С тех пор прошло много лет, за которые еврей не раз помог церкви решить денежные дела, и переписка их с епископом насчитывала больше трех сотен писем. Отношения их были выгодны для обоих. Авраам со своей стороны дал возможность почтенному прелату в любой момент получать почти любую наличность для дорогих обрядов, ни разу не высказав своих мыслей о том, что Богу должно быть все равно, в каком доме и в какой одежде ему служат. Он довольствовался процентами, держал свой цинизм при себе, а с течением лет проникся уважением к Иоанну.
Епископ относился к нему с тем же почтением и потому был удивлен, увидев перед собой человека, с виду немощного настолько, что казалось невероятным, чтобы такая развалина могла теперь вести дела твердой рукой, чем всегда отличался Дом Санчесов. Изучая друг друга, оба долго молчали, и каждый пытался соотнести образ собеседника, сложившийся из переписки, с тем, что видели его глаза.
Епископ заговорил первым:
— Вы, мой друг, оказались совсем не таким, каким я вас себе представлял. Я считал, что вы меня выше. Вы настолько могучий финансист, что я представлял вас гигантом.

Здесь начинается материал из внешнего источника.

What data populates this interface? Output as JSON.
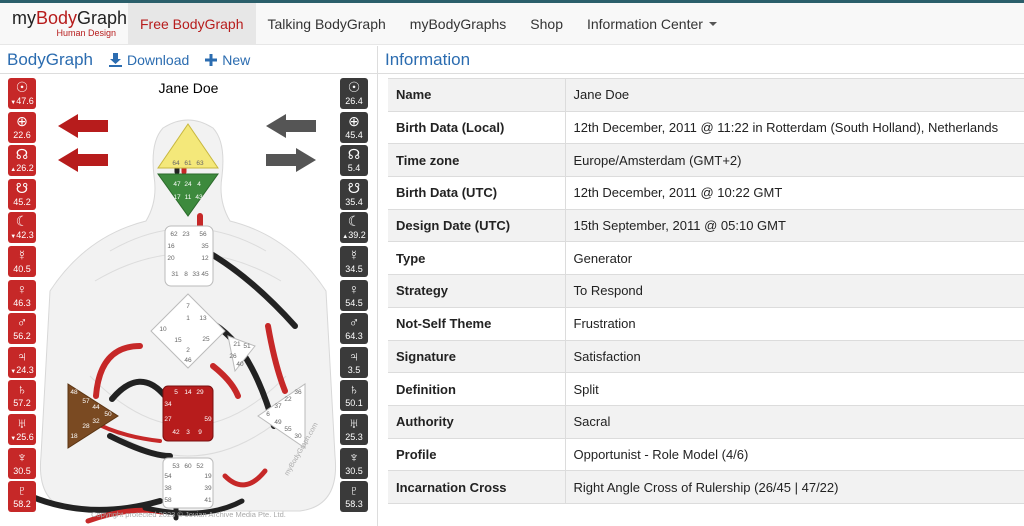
{
  "brand": {
    "main_prefix": "my",
    "main_highlight": "Body",
    "main_suffix": "Graph",
    "sub": "Human Design"
  },
  "nav": {
    "items": [
      {
        "label": "Free BodyGraph",
        "active": true
      },
      {
        "label": "Talking BodyGraph"
      },
      {
        "label": "myBodyGraphs"
      },
      {
        "label": "Shop"
      },
      {
        "label": "Information Center",
        "dropdown": true
      }
    ]
  },
  "left_panel": {
    "title": "BodyGraph",
    "download_label": "Download",
    "new_label": "New",
    "chart_name": "Jane Doe",
    "copyright": "Copyright protected 2023 © Jovian Archive Media Pte. Ltd.",
    "watermark": "myBodyGraph.com"
  },
  "design_planets": [
    {
      "glyph": "☉",
      "value": "47.6",
      "mark": "▼",
      "icon": "sun-icon"
    },
    {
      "glyph": "⊕",
      "value": "22.6",
      "mark": "",
      "icon": "earth-icon"
    },
    {
      "glyph": "☊",
      "value": "26.2",
      "mark": "▲",
      "icon": "north-node-icon"
    },
    {
      "glyph": "☋",
      "value": "45.2",
      "mark": "",
      "icon": "south-node-icon"
    },
    {
      "glyph": "☾",
      "value": "42.3",
      "mark": "▼",
      "icon": "moon-icon"
    },
    {
      "glyph": "☿",
      "value": "40.5",
      "mark": "",
      "icon": "mercury-icon"
    },
    {
      "glyph": "♀",
      "value": "46.3",
      "mark": "",
      "icon": "venus-icon"
    },
    {
      "glyph": "♂",
      "value": "56.2",
      "mark": "",
      "icon": "mars-icon"
    },
    {
      "glyph": "♃",
      "value": "24.3",
      "mark": "▼",
      "icon": "jupiter-icon"
    },
    {
      "glyph": "♄",
      "value": "57.2",
      "mark": "",
      "icon": "saturn-icon"
    },
    {
      "glyph": "♅",
      "value": "25.6",
      "mark": "▼",
      "icon": "uranus-icon"
    },
    {
      "glyph": "♆",
      "value": "30.5",
      "mark": "",
      "icon": "neptune-icon"
    },
    {
      "glyph": "♇",
      "value": "58.2",
      "mark": "",
      "icon": "pluto-icon"
    }
  ],
  "personality_planets": [
    {
      "glyph": "☉",
      "value": "26.4",
      "mark": "",
      "icon": "sun-icon"
    },
    {
      "glyph": "⊕",
      "value": "45.4",
      "mark": "",
      "icon": "earth-icon"
    },
    {
      "glyph": "☊",
      "value": "5.4",
      "mark": "",
      "icon": "north-node-icon"
    },
    {
      "glyph": "☋",
      "value": "35.4",
      "mark": "",
      "icon": "south-node-icon"
    },
    {
      "glyph": "☾",
      "value": "39.2",
      "mark": "▲",
      "icon": "moon-icon"
    },
    {
      "glyph": "☿",
      "value": "34.5",
      "mark": "",
      "icon": "mercury-icon"
    },
    {
      "glyph": "♀",
      "value": "54.5",
      "mark": "",
      "icon": "venus-icon"
    },
    {
      "glyph": "♂",
      "value": "64.3",
      "mark": "",
      "icon": "mars-icon"
    },
    {
      "glyph": "♃",
      "value": "3.5",
      "mark": "",
      "icon": "jupiter-icon"
    },
    {
      "glyph": "♄",
      "value": "50.1",
      "mark": "",
      "icon": "saturn-icon"
    },
    {
      "glyph": "♅",
      "value": "25.3",
      "mark": "",
      "icon": "uranus-icon"
    },
    {
      "glyph": "♆",
      "value": "30.5",
      "mark": "",
      "icon": "neptune-icon"
    },
    {
      "glyph": "♇",
      "value": "58.3",
      "mark": "",
      "icon": "pluto-icon"
    }
  ],
  "info": {
    "title": "Information",
    "rows": [
      {
        "key": "Name",
        "value": "Jane Doe"
      },
      {
        "key": "Birth Data (Local)",
        "value": "12th December, 2011 @ 11:22 in Rotterdam (South Holland), Netherlands"
      },
      {
        "key": "Time zone",
        "value": "Europe/Amsterdam (GMT+2)"
      },
      {
        "key": "Birth Data (UTC)",
        "value": "12th December, 2011 @ 10:22 GMT"
      },
      {
        "key": "Design Date (UTC)",
        "value": "15th September, 2011 @ 05:10 GMT"
      },
      {
        "key": "Type",
        "value": "Generator"
      },
      {
        "key": "Strategy",
        "value": "To Respond"
      },
      {
        "key": "Not-Self Theme",
        "value": "Frustration"
      },
      {
        "key": "Signature",
        "value": "Satisfaction"
      },
      {
        "key": "Definition",
        "value": "Split"
      },
      {
        "key": "Authority",
        "value": "Sacral"
      },
      {
        "key": "Profile",
        "value": "Opportunist - Role Model (4/6)"
      },
      {
        "key": "Incarnation Cross",
        "value": "Right Angle Cross of Rulership (26/45 | 47/22)"
      }
    ]
  },
  "centers": {
    "head_gates": [
      "64",
      "61",
      "63"
    ],
    "ajna_gates": [
      "47",
      "24",
      "4",
      "17",
      "11",
      "43"
    ],
    "throat_gates": [
      "62",
      "23",
      "56",
      "16",
      "35",
      "20",
      "12",
      "31",
      "8",
      "33",
      "45"
    ],
    "g_gates": [
      "7",
      "1",
      "13",
      "10",
      "25",
      "15",
      "2",
      "46"
    ],
    "heart_gates": [
      "21",
      "51",
      "26",
      "40"
    ],
    "spleen_gates": [
      "48",
      "57",
      "44",
      "50",
      "32",
      "28",
      "18"
    ],
    "sacral_gates": [
      "5",
      "14",
      "29",
      "34",
      "27",
      "59",
      "42",
      "3",
      "9"
    ],
    "solar_gates": [
      "36",
      "22",
      "37",
      "6",
      "49",
      "55",
      "30"
    ],
    "root_gates": [
      "53",
      "60",
      "52",
      "54",
      "19",
      "38",
      "39",
      "58",
      "41"
    ]
  },
  "colors": {
    "design": "#c62828",
    "personality": "#3a3a3a",
    "head": "#f4e87a",
    "ajna": "#3d8a3d",
    "sacral": "#b71c1c",
    "spleen": "#7a4a22",
    "link": "#2b6cb0"
  }
}
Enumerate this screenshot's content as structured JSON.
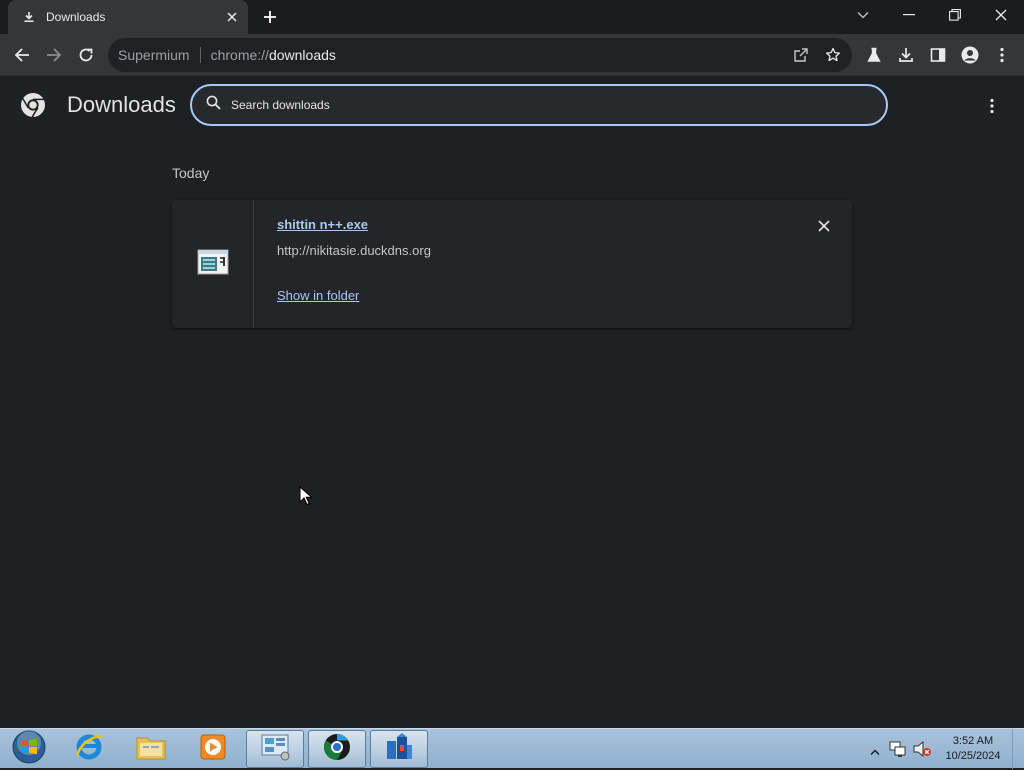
{
  "tab": {
    "title": "Downloads"
  },
  "omnibox": {
    "site_name": "Supermium",
    "url_scheme": "chrome://",
    "url_path": "downloads"
  },
  "page": {
    "title": "Downloads",
    "search_placeholder": "Search downloads"
  },
  "downloads": {
    "date_header": "Today",
    "items": [
      {
        "file_name": "shittin n++.exe",
        "url": "http://nikitasie.duckdns.org",
        "action_label": "Show in folder"
      }
    ]
  },
  "taskbar": {
    "apps": [
      "start-orb",
      "internet-explorer",
      "file-explorer",
      "media-player",
      "control-panel",
      "supermium",
      "app"
    ],
    "clock_time": "3:52 AM",
    "clock_date": "10/25/2024"
  },
  "colors": {
    "background": "#1f2023",
    "accent": "#a8c7fa",
    "toolbar": "#35363a",
    "taskbar": "#a9c3da"
  }
}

Маленький, хилый старик улыбнулся.
— Прошу меня простить, ваше преосвященство, если я вас разочаровал. Мне остается только надеяться, что ум мой с годами не одряхлел подобно телу.
— Насколько мне известно, едва ли, — рассмеялся церковник. — А теперь позвольте пригласить вас к столу. Путь у вас был неблизкий, а мы оба не молоды.
Епископ дернул шнурок, призывая послушника, и через несколько минут тот внес на прекрасном серебряном подносе хлеб, сыр и фрукты.